A powerful earthquake on Friday night has killed at least 21 people and injured more than 1,000 in eastern Turkey, as rescue teams searched through the rubble of collapsed buildings for survivors yesterday.
The Turkish government’s disaster and emergency management agency (AFAD) said in a series of tweets early yesterday that five people were pulled alive from the rubble in the eastern province of Elazig.
State news agency Anadolu said among those found alive was a pregnant woman who was rescued 12 hours after the quake hit.
Photo: AP / IHH / Humanitarian Relief Foundation
At least 30 people were missing following the magnitude 6.8 quake, which had its epicenter in the small lakeside town of Sivrice in Elazig.
“It was very scary, furniture fell on top of us. We rushed outside,” said 47-year-old Melahat Can, who lives in the provincial capital of Elazig.
Eray Ernek described how he was watching television when the quake took place: “I was on the sofa and then fell on the floor. My sleeping father was woken up.”
“After we found a way out, we broke the door and got out. We saw other houses had collapsed,” Ernek said.

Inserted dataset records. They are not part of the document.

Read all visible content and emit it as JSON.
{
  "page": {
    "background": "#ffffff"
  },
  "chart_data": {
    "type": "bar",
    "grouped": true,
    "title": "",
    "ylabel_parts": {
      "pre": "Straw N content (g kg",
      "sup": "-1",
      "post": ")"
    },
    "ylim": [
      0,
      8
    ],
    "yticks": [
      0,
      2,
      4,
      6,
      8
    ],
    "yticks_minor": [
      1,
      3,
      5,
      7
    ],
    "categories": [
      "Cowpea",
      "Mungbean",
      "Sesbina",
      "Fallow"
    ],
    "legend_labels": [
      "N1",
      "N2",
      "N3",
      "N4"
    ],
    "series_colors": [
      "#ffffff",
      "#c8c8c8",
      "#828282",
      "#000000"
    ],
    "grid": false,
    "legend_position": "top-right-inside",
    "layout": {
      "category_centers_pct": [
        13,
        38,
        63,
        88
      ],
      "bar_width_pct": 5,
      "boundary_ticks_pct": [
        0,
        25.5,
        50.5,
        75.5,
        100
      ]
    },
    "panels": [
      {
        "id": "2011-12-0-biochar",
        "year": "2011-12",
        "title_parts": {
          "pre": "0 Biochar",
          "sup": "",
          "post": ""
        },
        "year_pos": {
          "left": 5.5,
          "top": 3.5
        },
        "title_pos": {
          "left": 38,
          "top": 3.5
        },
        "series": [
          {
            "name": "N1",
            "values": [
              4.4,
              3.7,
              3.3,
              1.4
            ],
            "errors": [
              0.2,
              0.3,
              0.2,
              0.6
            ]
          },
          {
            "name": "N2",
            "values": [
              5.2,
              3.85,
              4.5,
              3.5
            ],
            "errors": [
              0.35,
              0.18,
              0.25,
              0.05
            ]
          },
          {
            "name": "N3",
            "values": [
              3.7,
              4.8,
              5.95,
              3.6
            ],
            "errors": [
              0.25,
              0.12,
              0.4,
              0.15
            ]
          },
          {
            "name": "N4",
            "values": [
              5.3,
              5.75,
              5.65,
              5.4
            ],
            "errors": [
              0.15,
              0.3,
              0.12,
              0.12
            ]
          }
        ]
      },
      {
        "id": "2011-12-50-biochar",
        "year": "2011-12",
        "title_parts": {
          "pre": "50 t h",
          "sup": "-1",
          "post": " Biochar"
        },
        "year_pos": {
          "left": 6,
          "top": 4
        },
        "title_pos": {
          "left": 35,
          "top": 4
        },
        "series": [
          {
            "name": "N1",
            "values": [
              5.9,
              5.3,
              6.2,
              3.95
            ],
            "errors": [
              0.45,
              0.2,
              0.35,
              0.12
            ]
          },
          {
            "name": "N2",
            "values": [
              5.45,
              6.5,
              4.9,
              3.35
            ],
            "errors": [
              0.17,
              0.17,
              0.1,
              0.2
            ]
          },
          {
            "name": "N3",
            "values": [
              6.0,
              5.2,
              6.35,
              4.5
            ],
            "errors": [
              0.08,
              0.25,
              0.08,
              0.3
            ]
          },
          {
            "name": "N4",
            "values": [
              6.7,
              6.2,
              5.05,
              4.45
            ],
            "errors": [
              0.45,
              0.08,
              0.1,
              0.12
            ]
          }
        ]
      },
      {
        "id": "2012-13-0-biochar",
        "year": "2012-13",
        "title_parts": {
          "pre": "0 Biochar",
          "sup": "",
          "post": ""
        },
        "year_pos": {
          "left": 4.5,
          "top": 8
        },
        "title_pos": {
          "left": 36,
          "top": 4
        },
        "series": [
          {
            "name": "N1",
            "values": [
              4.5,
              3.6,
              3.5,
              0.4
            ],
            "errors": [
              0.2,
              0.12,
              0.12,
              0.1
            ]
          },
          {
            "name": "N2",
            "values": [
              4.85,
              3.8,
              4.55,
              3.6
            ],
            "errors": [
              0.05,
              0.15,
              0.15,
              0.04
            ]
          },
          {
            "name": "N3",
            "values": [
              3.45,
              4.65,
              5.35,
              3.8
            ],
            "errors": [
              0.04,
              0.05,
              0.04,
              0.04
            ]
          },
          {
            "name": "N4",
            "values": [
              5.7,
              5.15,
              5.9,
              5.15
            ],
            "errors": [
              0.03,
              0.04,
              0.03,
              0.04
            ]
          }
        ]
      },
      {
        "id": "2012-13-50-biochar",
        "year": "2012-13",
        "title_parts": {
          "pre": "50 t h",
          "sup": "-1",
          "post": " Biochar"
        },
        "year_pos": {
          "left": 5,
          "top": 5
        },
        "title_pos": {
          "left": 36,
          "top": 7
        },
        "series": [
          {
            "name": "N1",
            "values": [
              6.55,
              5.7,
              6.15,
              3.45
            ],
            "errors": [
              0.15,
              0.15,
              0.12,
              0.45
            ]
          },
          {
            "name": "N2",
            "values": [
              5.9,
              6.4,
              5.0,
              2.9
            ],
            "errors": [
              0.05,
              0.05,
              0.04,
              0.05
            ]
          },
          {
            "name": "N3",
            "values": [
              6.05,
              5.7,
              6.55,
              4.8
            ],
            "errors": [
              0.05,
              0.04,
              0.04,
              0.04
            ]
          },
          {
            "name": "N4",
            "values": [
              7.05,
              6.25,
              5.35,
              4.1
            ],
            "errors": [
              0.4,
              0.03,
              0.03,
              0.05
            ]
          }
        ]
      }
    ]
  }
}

Turkish President Recep Tayyip Erdogan said all steps were being taken to aid people affected by the quake, which caused widespread fear.
AFAD said the quake hit Sivrice at about 8.55pm.
Turkish television showed images of people rushing outside in panic, as well as a fire on the roof of a building.
Interior, environment and health ministers, who were in the quake zone, said the casualties were in Elazig Province and in neighboring Malatya Province.
At least 21 people died — 17 in Elazig and four in Malatya — and 1,030 were injured, AFAD said.
Rescue teams were searching for survivors trapped in a five-story collapsed building in a village about 30km from Elazig, journalists said.
The US Geological Survey assessed the magnitude as 6.7, slightly lower than AFAD, adding that it struck near the East Anatolian Fault in an area that has suffered no documented large ruptures since an earthquake in 1875.
“My wholehearted sympathy to President @RTErdogan and the Turkish people following the devastating earthquake that has hit Turkey. Our search and rescue teams stand ready to assist,” Greek Prime Minister Kyriakos Mitsotakis wrote on Twitter.
The Greek prime minister’s office said later that Mitsotakis had spoken by phone to Erdogan, who said “Turkish teams had the situation under control for now.”